Image of Megan Bulloch
Visiting Faculty

Megan Bulloch is a psychologist curious about the role of authenticity in higher education and the classroom. Her work spans comparative cognition, developmental psychology, and currently rests in transdisciplinary innovations in pedagogical development.


Biography

Bulloch was the first Chief Institutional Culture, Innovation, and Assessment Officer for an exciting new institution in Vietnam. Fulbright University Vietnam sought to bridge the gap between liberal arts and engineering, and between the US and Vietnam. This work provided space to contemplate next steps in innovative pedagogy, and assessment. As a result of this work, Bulloch is currently writing a book about the need for more attention paid to faculty culture and personal development in higher education.

Bulloch joined the Quest University Canada faculty in 2009, one of the first twelve faculty at this innovative educational experiment. One of the foundations of a Quest education is the development of a Question (similar to a Bennington Plan).

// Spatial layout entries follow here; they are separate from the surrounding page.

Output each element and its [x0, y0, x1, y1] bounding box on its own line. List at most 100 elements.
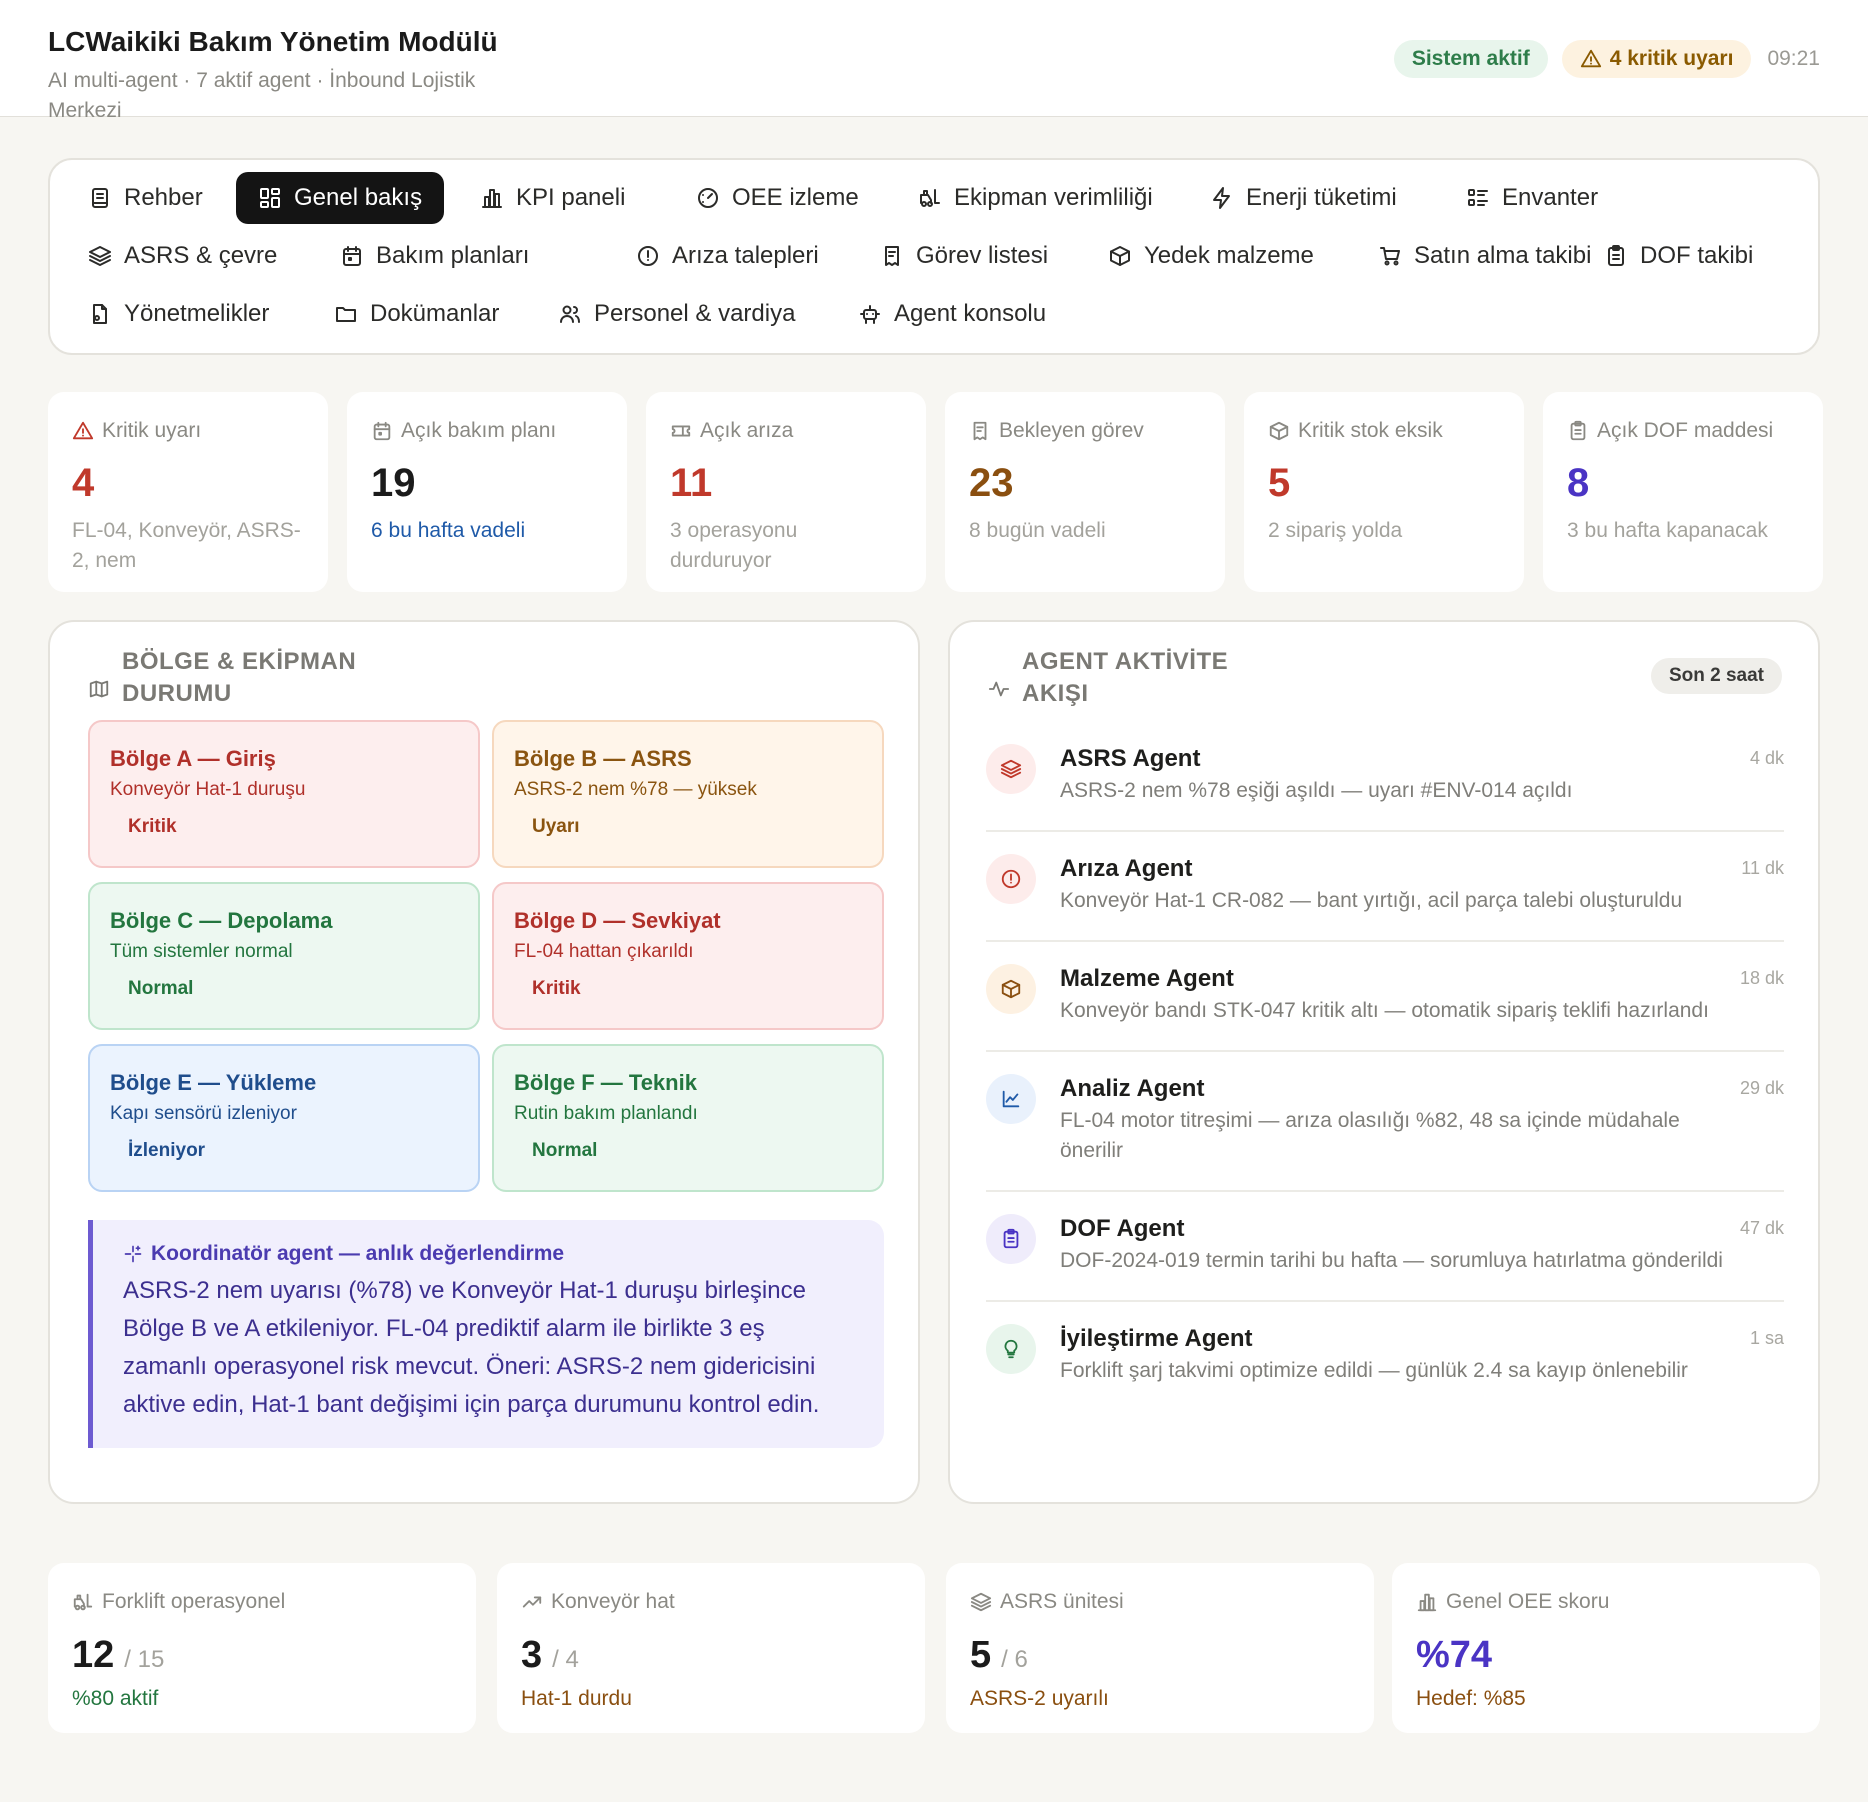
zone-desc: Rutin bakım planlandı — [514, 1103, 698, 1124]
zone-card-a[interactable]: Bölge A — Giriş Konveyör Hat-1 duruşu Kr… — [88, 720, 480, 868]
cart-icon — [1378, 244, 1402, 268]
bar-chart-icon — [480, 186, 504, 210]
book-icon — [88, 186, 112, 210]
stat-value: 3 — [521, 1634, 543, 1676]
kpi-card-bekleyen-gorev[interactable]: Bekleyen görev 23 8 bugün vadeli — [945, 392, 1225, 592]
dashboard-icon — [258, 186, 282, 210]
receipt-icon — [969, 420, 991, 442]
nav-satin-alma-takibi[interactable]: Satın alma takibi — [1356, 230, 1613, 282]
nav-label: KPI paneli — [516, 184, 626, 211]
kpi-label: Açık bakım planı — [401, 419, 557, 442]
feed-item-iyilestirme[interactable]: İyileştirme Agent Forklift şarj takvimi … — [986, 1302, 1784, 1410]
nav-ariza-talepleri[interactable]: Arıza talepleri — [614, 230, 841, 282]
nav-envanter[interactable]: Envanter — [1444, 172, 1620, 224]
nav-enerji-tuketimi[interactable]: Enerji tüketimi — [1188, 172, 1419, 224]
zone-name: Bölge B — ASRS — [514, 746, 692, 771]
ticket-icon — [670, 420, 692, 442]
nav-asrs-cevre[interactable]: ASRS & çevre — [66, 230, 299, 282]
activity-time: 4 dk — [1749, 748, 1784, 768]
nav-rehber[interactable]: Rehber — [66, 172, 225, 224]
kpi-card-kritik-uyari[interactable]: Kritik uyarı 4 FL-04, Konveyör, ASRS-2, … — [48, 392, 328, 592]
zone-desc: Kapı sensörü izleniyor — [110, 1103, 297, 1124]
stat-card-forklift[interactable]: Forklift operasyonel 12 / 15 %80 aktif — [48, 1563, 476, 1733]
zone-card-f[interactable]: Bölge F — Teknik Rutin bakım planlandı N… — [492, 1044, 884, 1192]
activity-feed: ASRS Agent ASRS-2 nem %78 eşiği aşıldı —… — [986, 722, 1784, 1410]
nav-oee-izleme[interactable]: OEE izleme — [674, 172, 881, 224]
time-range-badge[interactable]: Son 2 saat — [1650, 658, 1782, 694]
critical-alerts-badge[interactable]: 4 kritik uyarı — [1561, 40, 1752, 78]
nav-label: Görev listesi — [916, 242, 1049, 269]
nav-gorev-listesi[interactable]: Görev listesi — [858, 230, 1070, 282]
nav-label: Arıza talepleri — [672, 242, 819, 269]
bot-icon — [858, 302, 882, 326]
zone-status: İzleniyor — [128, 1140, 206, 1161]
map-icon — [88, 668, 110, 710]
feed-item-analiz[interactable]: Analiz Agent FL-04 motor titreşimi — arı… — [986, 1052, 1784, 1192]
nav-yedek-malzeme[interactable]: Yedek malzeme — [1086, 230, 1336, 282]
stat-card-asrs[interactable]: ASRS ünitesi 5 / 6 ASRS-2 uyarılı — [946, 1563, 1374, 1733]
agent-name: Malzeme Agent — [1060, 965, 1234, 992]
zone-name: Bölge E — Yükleme — [110, 1070, 317, 1095]
stat-card-konveyor[interactable]: Konveyör hat 3 / 4 Hat-1 durdu — [497, 1563, 925, 1733]
forklift-icon — [918, 186, 942, 210]
receipt-icon — [880, 244, 904, 268]
kpi-card-kritik-stok-eksik[interactable]: Kritik stok eksik 5 2 sipariş yolda — [1244, 392, 1524, 592]
zone-card-c[interactable]: Bölge C — Depolama Tüm sistemler normal … — [88, 882, 480, 1030]
package-icon — [1108, 244, 1132, 268]
nav-dokumanlar[interactable]: Dokümanlar — [312, 288, 521, 340]
users-icon — [558, 302, 582, 326]
critical-alerts-label: 4 kritik uyarı — [1609, 47, 1734, 70]
nav-agent-konsolu[interactable]: Agent konsolu — [836, 288, 1068, 340]
agent-name: Analiz Agent — [1060, 1075, 1205, 1102]
kpi-card-acik-ariza[interactable]: Açık arıza 11 3 operasyonu durduruyor — [646, 392, 926, 592]
nav-label: Genel bakış — [294, 184, 423, 211]
zone-card-e[interactable]: Bölge E — Yükleme Kapı sensörü izleniyor… — [88, 1044, 480, 1192]
stat-sub: Hedef: %85 — [1416, 1687, 1526, 1710]
kpi-card-acik-dof-maddesi[interactable]: Açık DOF maddesi 8 3 bu hafta kapanacak — [1543, 392, 1823, 592]
nav-kpi-paneli[interactable]: KPI paneli — [458, 172, 647, 224]
feed-item-malzeme[interactable]: Malzeme Agent Konveyör bandı STK-047 kri… — [986, 942, 1784, 1052]
nav-label: Yönetmelikler — [124, 300, 270, 327]
nav-dof-takibi[interactable]: DOF takibi — [1582, 230, 1775, 282]
nav-ekipman-verimliligi[interactable]: Ekipman verimliliği — [896, 172, 1175, 224]
zone-card-b[interactable]: Bölge B — ASRS ASRS-2 nem %78 — yüksek U… — [492, 720, 884, 868]
agent-name: İyileştirme Agent — [1060, 1325, 1253, 1352]
stat-card-oee[interactable]: Genel OEE skoru %74 Hedef: %85 — [1392, 1563, 1820, 1733]
chart-icon — [986, 1074, 1036, 1124]
nav-yonetmelikler[interactable]: Yönetmelikler — [66, 288, 291, 340]
nav-genel-bakis[interactable]: Genel bakış — [236, 172, 445, 224]
kpi-label: Kritik uyarı — [102, 419, 202, 442]
alert-circle-icon — [986, 854, 1036, 904]
feed-item-dof[interactable]: DOF Agent DOF-2024-019 termin tarihi bu … — [986, 1192, 1784, 1302]
feed-item-asrs[interactable]: ASRS Agent ASRS-2 nem %78 eşiği aşıldı —… — [986, 722, 1784, 832]
nav-bakim-planlari[interactable]: Bakım planları — [318, 230, 551, 282]
stat-label: Konveyör hat — [551, 1590, 675, 1613]
coordinator-assessment: Koordinatör agent — anlık değerlendirme … — [88, 1220, 884, 1448]
layers-icon — [88, 244, 112, 268]
feed-item-ariza[interactable]: Arıza Agent Konveyör Hat-1 CR-082 — bant… — [986, 832, 1784, 942]
zone-status: Normal — [532, 1140, 598, 1161]
stat-sub: %80 aktif — [72, 1687, 159, 1710]
kpi-value: 11 — [670, 461, 713, 505]
kpi-value: 4 — [72, 461, 95, 505]
kpi-value: 23 — [969, 461, 1014, 505]
activity-time: 47 dk — [1739, 1218, 1784, 1238]
layers-icon — [970, 1591, 992, 1613]
activity-time: 1 sa — [1749, 1328, 1784, 1348]
agent-name: DOF Agent — [1060, 1215, 1185, 1242]
nav-label: Dokümanlar — [370, 300, 500, 327]
zone-card-d[interactable]: Bölge D — Sevkiyat FL-04 hattan çıkarıld… — [492, 882, 884, 1030]
zone-name: Bölge F — Teknik — [514, 1070, 697, 1095]
nav-personel-vardiya[interactable]: Personel & vardiya — [536, 288, 817, 340]
kpi-value: 5 — [1268, 461, 1291, 505]
coordinator-title: Koordinatör agent — anlık değerlendirme — [151, 1242, 565, 1265]
agent-activity-panel: AGENT AKTİVİTE AKIŞI Son 2 saat ASRS Age… — [948, 620, 1820, 1504]
zone-panel-title: BÖLGE & EKİPMAN DURUMU — [88, 646, 362, 710]
activity-panel-title-text: AGENT AKTİVİTE AKIŞI — [1022, 648, 1229, 707]
kpi-card-acik-bakim-plani[interactable]: Açık bakım planı 19 6 bu hafta vadeli — [347, 392, 627, 592]
kpi-value: 19 — [371, 461, 416, 505]
zone-desc: FL-04 hattan çıkarıldı — [514, 941, 694, 962]
clipboard-icon — [1604, 244, 1628, 268]
coordinator-text: ASRS-2 nem uyarısı (%78) ve Konveyör Hat… — [123, 1277, 820, 1418]
activity-time: 29 dk — [1739, 1078, 1784, 1098]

For most of her life, she has been trying to answer the question, "What does it mean to think, who gets to think, and why does it matter"? She worked with preschoolers, monkeys (wild and captive), dogs, chimpanzees, and undergraduates trying to find an answer. Academically, this journey has taken her work to Classics, Physical Anthropology and Primatology, Women’s Studies, and Psychology. 

Her current Question — "What is authenticity, and how does it show up?" — drives her pedagogical interests and experience teaching courses in which students confront themselves and each other as curious, confident, collaborative members of a learning community. Bulloch was a visiting faculty member at Bennington for Spring 2020.